Effects of TNF-α and IL-1β on the mRNA expression of muscle-specific proteins were reversed by LLZ in C2C12 cells. Relative mRNA levels by qPCR of muscle-specific fast-twitch proteins, (A) Myh1, (B) Myh4, and a slow-twitch protein, (C) Myh7, in C2C12 cells. Data are expressed as means ± SD for 5 measurements, * p < 0.05, ** p < 0.01, # p < 0.005, ## p < 0.001.

Figure 8

Effects of TNF-α and IL-1β on the mRNA expression of muscle atrophic factors and myotube size were reversed by LLZ in C2C12 cells.
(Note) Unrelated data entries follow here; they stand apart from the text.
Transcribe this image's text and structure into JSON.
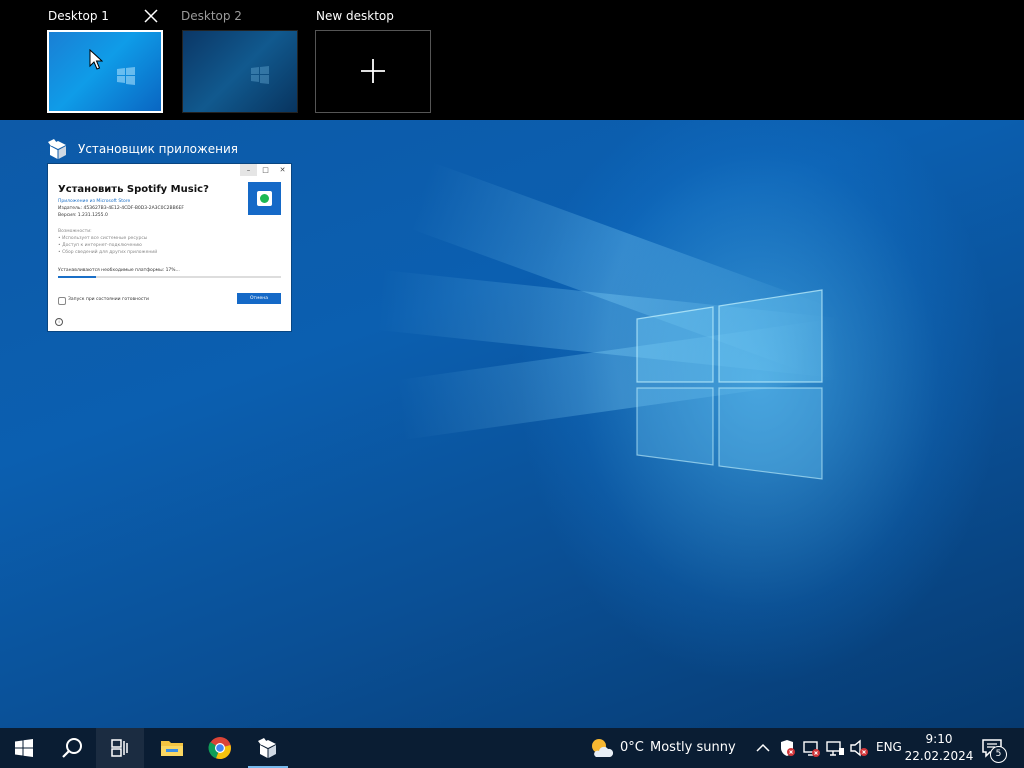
{
  "virtual_desktops": {
    "items": [
      {
        "label": "Desktop 1",
        "active": true
      },
      {
        "label": "Desktop 2",
        "active": false
      }
    ],
    "new_desktop_label": "New desktop"
  },
  "window_preview": {
    "app_title": "Установщик приложения",
    "controls": [
      "–",
      "□",
      "✕"
    ],
    "heading": "Установить Spotify Music?",
    "store_link": "Приложение из Microsoft Store",
    "publisher": "Издатель: 453627B3-4E12-4CDF-B0D3-2A3C0C2BB6EF",
    "version": "Версия: 1.231.1255.0",
    "capabilities_title": "Возможности:",
    "capabilities": [
      "• Использует все системные ресурсы",
      "• Доступ к интернет-подключению",
      "• Сбор сведений для других приложений"
    ],
    "status": "Устанавливаются необходимые платформы: 17%...",
    "progress": 0.17,
    "launch_checkbox_label": "Запуск при состоянии готовности",
    "cancel_label": "Отмена",
    "info_icon": "i"
  },
  "taskbar": {
    "weather_temp": "0°C",
    "weather_text": "Mostly sunny",
    "language": "ENG",
    "time": "9:10",
    "date": "22.02.2024",
    "notification_count": "5"
  },
  "colors": {
    "accent": "#1569c7",
    "spotify_green": "#1db954",
    "taskbar_bg": "#0a1d33"
  }
}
Relative mRNA levels by qPCR of (A) Atrogin-1 and (B) Murf-1 in C2C12 cells. Data are expressed as means ± SD for 5 experiments. (C) Size of myotube differentiated from C2C12 cells. Data are means ± SE for 10 measurements per each culture dish from 5 each treatment group, * p < 0.05, # p < 0.005, ## p < 0.001.

Figure 9

TNF-α and IL-1β enhanced TAK1 signaling, and LLZ abrogated TAK1 signaling in C2C12 cells. Western blot analysis of intracellular IκBα, phosphorylated TAK1, p38, and ERK in C2C12 cells treated with (A) TNF-α or (B) IL-1β in the presence or absence of LLZ.